Start Date: Aug 1, 2021
End Date: Jul 31, 2025

Objective:
The objective of this agreement is to develop and/or apply new ARS technology to detect and characterize arboviruses present in Brazil that could pose emerging animal disease threats and develop a baseline of virus population variability. The area to be investigated will include boundary areas between rural and sylvatic habitats that will inform predictive models of effects of climate change, deforestation and livestock encroachment into wild areas effects on potent emergence of arboviruses.

Approach:
At least three targeted mosquito collection sites will be selected to represent different geographical areas including the Amazon for mosquito collections. The areas where mosquitoes will be sampled will be on the boundary between rural and sylvatic habitats. This will assess the impact of deforestation or animal livestock encroachment into wild areas impact on enzootic virus transmission due to potential increased contact with wild animals.
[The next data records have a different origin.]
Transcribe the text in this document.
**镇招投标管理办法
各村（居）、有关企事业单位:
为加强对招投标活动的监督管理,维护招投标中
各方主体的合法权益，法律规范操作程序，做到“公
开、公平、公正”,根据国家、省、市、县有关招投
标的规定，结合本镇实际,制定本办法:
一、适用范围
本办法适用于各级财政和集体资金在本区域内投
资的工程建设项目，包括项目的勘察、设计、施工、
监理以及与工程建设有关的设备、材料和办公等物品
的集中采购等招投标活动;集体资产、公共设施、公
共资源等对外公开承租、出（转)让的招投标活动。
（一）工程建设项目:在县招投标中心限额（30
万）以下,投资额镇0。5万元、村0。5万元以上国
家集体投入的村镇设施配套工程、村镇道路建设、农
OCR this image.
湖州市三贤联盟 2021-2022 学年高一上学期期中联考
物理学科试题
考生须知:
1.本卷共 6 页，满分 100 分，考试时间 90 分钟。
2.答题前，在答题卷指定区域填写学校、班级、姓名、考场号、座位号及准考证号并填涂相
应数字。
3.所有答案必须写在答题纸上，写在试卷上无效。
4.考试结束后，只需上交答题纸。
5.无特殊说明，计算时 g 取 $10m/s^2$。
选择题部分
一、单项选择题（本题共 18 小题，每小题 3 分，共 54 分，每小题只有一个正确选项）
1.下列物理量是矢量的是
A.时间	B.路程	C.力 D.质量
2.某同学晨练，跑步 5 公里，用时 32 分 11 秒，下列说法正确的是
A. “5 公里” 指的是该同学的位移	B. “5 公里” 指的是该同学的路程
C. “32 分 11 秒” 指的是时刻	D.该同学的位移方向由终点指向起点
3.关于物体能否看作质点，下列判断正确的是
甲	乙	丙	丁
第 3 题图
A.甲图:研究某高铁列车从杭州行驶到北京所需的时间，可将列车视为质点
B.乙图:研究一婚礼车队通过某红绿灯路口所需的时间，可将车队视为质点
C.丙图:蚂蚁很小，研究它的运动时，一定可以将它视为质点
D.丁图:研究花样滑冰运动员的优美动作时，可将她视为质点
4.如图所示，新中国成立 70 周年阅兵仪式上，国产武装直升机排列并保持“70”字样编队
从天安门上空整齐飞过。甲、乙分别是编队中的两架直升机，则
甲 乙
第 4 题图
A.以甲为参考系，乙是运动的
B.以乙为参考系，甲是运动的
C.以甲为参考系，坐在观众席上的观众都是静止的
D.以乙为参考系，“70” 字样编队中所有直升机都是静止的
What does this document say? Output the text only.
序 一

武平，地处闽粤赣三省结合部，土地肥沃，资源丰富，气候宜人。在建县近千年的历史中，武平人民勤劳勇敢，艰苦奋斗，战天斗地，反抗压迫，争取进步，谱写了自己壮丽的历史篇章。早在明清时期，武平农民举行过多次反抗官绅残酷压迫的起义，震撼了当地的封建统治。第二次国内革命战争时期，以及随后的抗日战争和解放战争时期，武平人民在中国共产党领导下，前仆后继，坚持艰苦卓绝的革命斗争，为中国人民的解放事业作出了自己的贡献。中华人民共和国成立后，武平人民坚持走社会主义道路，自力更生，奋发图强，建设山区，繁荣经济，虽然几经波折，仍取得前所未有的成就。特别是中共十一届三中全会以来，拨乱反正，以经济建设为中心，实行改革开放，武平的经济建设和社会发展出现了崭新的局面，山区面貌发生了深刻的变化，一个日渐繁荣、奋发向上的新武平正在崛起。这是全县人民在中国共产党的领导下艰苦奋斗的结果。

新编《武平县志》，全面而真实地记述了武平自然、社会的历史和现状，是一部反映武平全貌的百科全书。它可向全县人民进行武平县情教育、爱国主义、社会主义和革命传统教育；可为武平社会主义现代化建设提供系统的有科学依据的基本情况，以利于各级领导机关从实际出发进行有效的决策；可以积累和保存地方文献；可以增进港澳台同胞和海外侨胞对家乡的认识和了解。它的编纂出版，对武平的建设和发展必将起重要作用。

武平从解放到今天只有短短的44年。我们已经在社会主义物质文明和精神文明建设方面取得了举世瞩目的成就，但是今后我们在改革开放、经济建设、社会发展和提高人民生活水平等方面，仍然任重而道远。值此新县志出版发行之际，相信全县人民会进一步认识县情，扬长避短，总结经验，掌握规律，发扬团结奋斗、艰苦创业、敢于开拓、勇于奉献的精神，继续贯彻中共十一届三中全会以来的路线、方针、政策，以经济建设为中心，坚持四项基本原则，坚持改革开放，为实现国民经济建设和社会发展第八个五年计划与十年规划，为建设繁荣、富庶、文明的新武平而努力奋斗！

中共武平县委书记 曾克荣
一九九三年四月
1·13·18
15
Also sampling these habitats will allow for modeling of how virus circulation (host-vector-virus) interactions will change in a changing climate. Mosquitoes will be sorted by species and deployable point-of-need tools will be developed to quickly identify and characterize viruses. The cooperative team will develop a panel of family specific RT-qPCR assays for alphaviruses, bunyaviruses, flaviviruses, orbiviruses and rhabdoviruses. Where scientifically reasonable and technically possible multiplex assays will be developed. For example: a mosquito-borne assay might include only the first three virus families. The initial development and validation will be done using standard laboratory real-time thermocyclers. Once developed the assay will be adapted and equivalency validated on the field-based system (eg. BioMeme). Positive samples will be subjected to further characterization by next generation sequencing technology. Briefly, a virus capture isolation procedure will be developed to enhance the viral target RNA in the sample. Unbiased metagenomic sequencing will be used to generated sequence data using the Minion, Illumina Miseq and NextSeq200 platforms. In the event that the unbiased approach does not produce sufficient viral sequence reads then family specific targeted sequencing approaches will be developed. The initial study was conducted with commercial software (such as CLC Genomics Workbench, Genetic). The data will also be subjected to more sophisticated computational virus population genetic analysis that is being developed in another project. The data generated in this project will be used to provide baseline arbovirus prevalence that could emerge and threat animal and public health. In addition, the virus population variability will be used to inform risk models in future studies.